Interpretive Summary: Sheep-associated malignant catarrhal fever (SA-MCF), a frequently fatal disease primarily of ruminant species, is caused by ovine herpesvirus 2 (OvHV-2), which is carried by domestic and wild sheep. SA-MCF has emerged as a significant threat to American bison due to their high disease-susceptibility and the steady increase in the bison population. This review summarizes recent progress in our understanding of sheep-associated MCF, focusing on OvHV-2 largely from the the standpoint of diagnostic pathologists.
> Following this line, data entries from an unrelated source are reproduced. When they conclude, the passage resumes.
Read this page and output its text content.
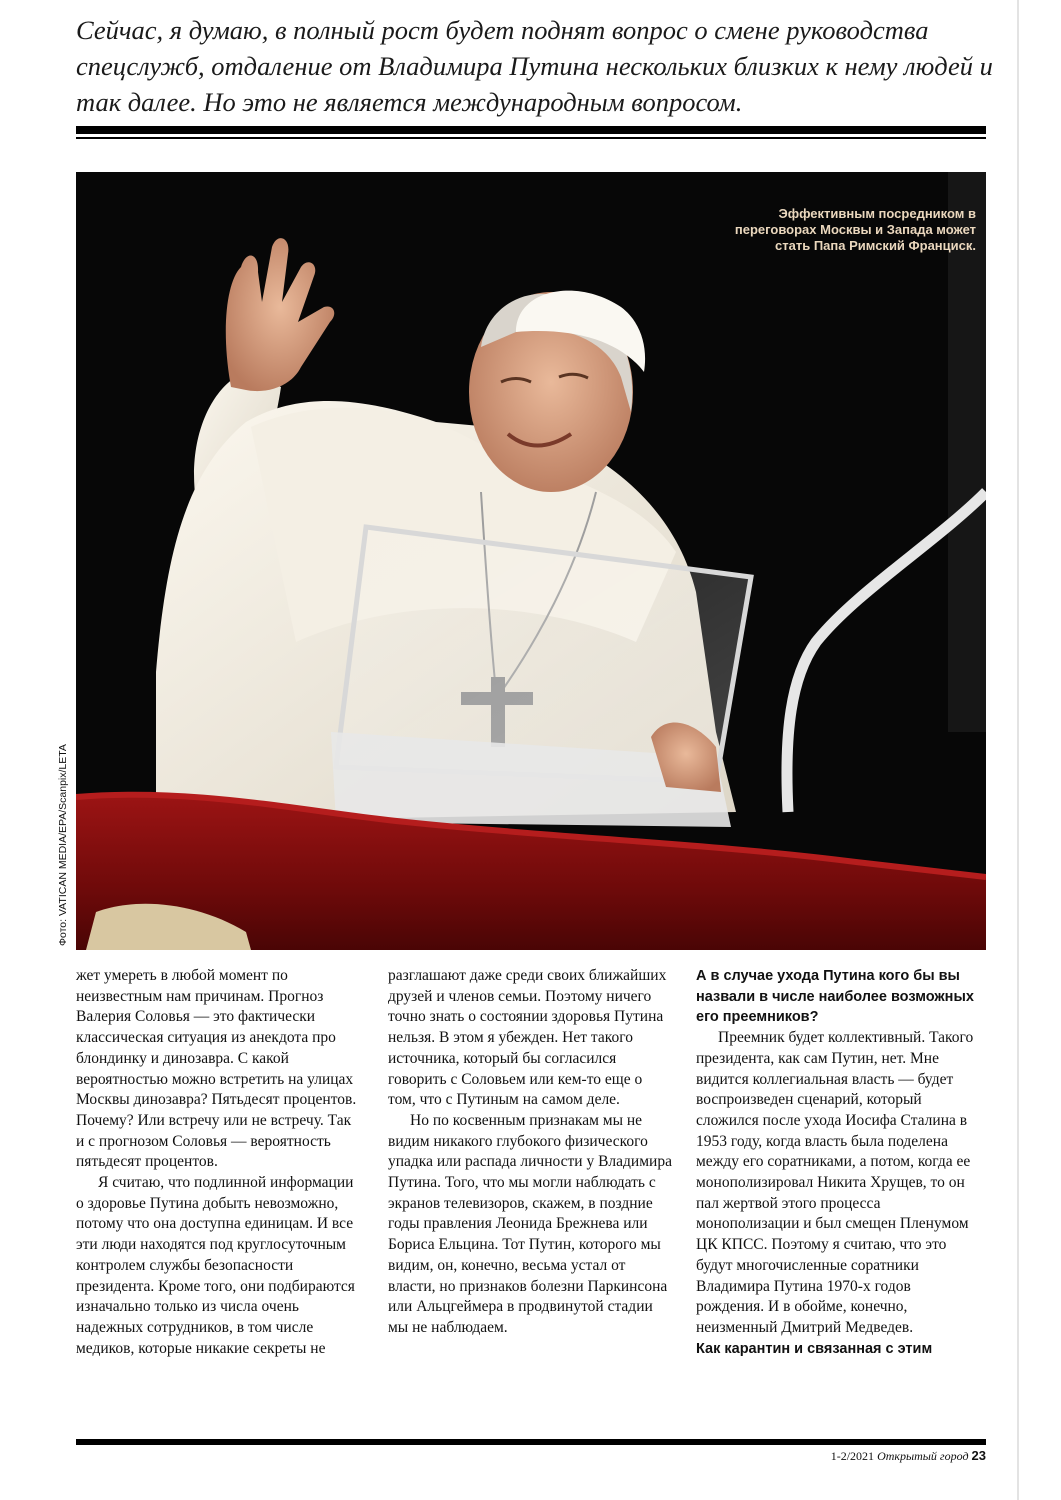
Сейчас, я думаю, в полный рост будет поднят вопрос о смене руководства спецслужб, отдаление от Владимира Путина нескольких близких к нему людей и так далее. Но это не является международным вопросом.

Эффективным посредником в переговорах Москвы и Запада может стать Папа Римский Франциск.
Фото: VATICAN MEDIA/EPA/Scanpix/LETA

жет умереть в любой момент по неизвестным нам причинам. Прогноз Валерия Соловья — это фактически классическая ситуация из анекдота про блондинку и динозавра. С какой вероятностью можно встретить на улицах Москвы динозавра? Пятьдесят процентов. Почему? Или встречу или не встречу. Так и с прогнозом Соловья — вероятность пятьдесят процентов.

Я считаю, что подлинной информации о здоровье Путина добыть невозможно, потому что она доступна единицам. И все эти люди находятся под круглосуточным контролем службы безопасности президента. Кроме того, они подбираются изначально только из числа очень надежных сотрудников, в том числе медиков, которые никакие секреты не

разглашают даже среди своих ближайших друзей и членов семьи. Поэтому ничего точно знать о состоянии здоровья Путина нельзя. В этом я убежден. Нет такого источника, который бы согласился говорить с Соловьем или кем-то еще о том, что с Путиным на самом деле.

Но по косвенным признакам мы не видим никакого глубокого физического упадка или распада личности у Владимира Путина. Того, что мы могли наблюдать с экранов телевизоров, скажем, в поздние годы правления Леонида Брежнева или Бориса Ельцина. Тот Путин, которого мы видим, он, конечно, весьма устал от власти, но признаков болезни Паркинсона или Альцгеймера в продвинутой стадии мы не наблюдаем.

А в случае ухода Путина кого бы вы назвали в числе наиболее возможных его преемников?

Преемник будет коллективный. Такого президента, как сам Путин, нет. Мне видится коллегиальная власть — будет воспроизведен сценарий, который сложился после ухода Иосифа Сталина в 1953 году, когда власть была поделена между его соратниками, а потом, когда ее монополизировал Никита Хрущев, то он пал жертвой этого процесса монополизации и был смещен Пленумом ЦК КПСС. Поэтому я считаю, что это будут многочисленные соратники Владимира Путина 1970-х годов рождения. И в обойме, конечно, неизменный Дмитрий Медведев.

Как карантин и связанная с этим

1-2/2021 Открытый город 23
Technical Abstract: The enigmatic pathogenesis of malignant catarrhal fever (MCF) involves dysregulated immune responses in susceptible ruminant species. Economically important outbreaks of MCF are due to two of the 10 viruses that currently comprise the malignant catarrhal fever virus group: ovine herpesvirus 2 (OvHV-2) and alcelaphine herpesvirus 1 (AlHV-1). Attempts to develop effective vaccines for this family group of viruses in the 1970s were sufficiently discouraging that they were temporarily abandoned. This review focuses on recent efforts to understand the pathogenesis of MCF, particularly the sheep-associated form of the disease, with the goal of developing rational control methods, including vaccination. The past two decades have seen several advances, including expansion of the MCF virus group, better diagnostic assays, induction of disease by a natural route (aerosol), and clearer understanding of OvHV-2 shedding patterns by domestic sheep. A consistent theme in experimental studies of using OvHV-2 in susceptible species is that there two peaks of OvHV-2 gene expression: a pre-clinical peak involving the respiratory tract, and a second in multiple organ systems that leads to clinical disease. Latent and lytic gene expression may coexist in tissues during clinical stages in symptomatic animals.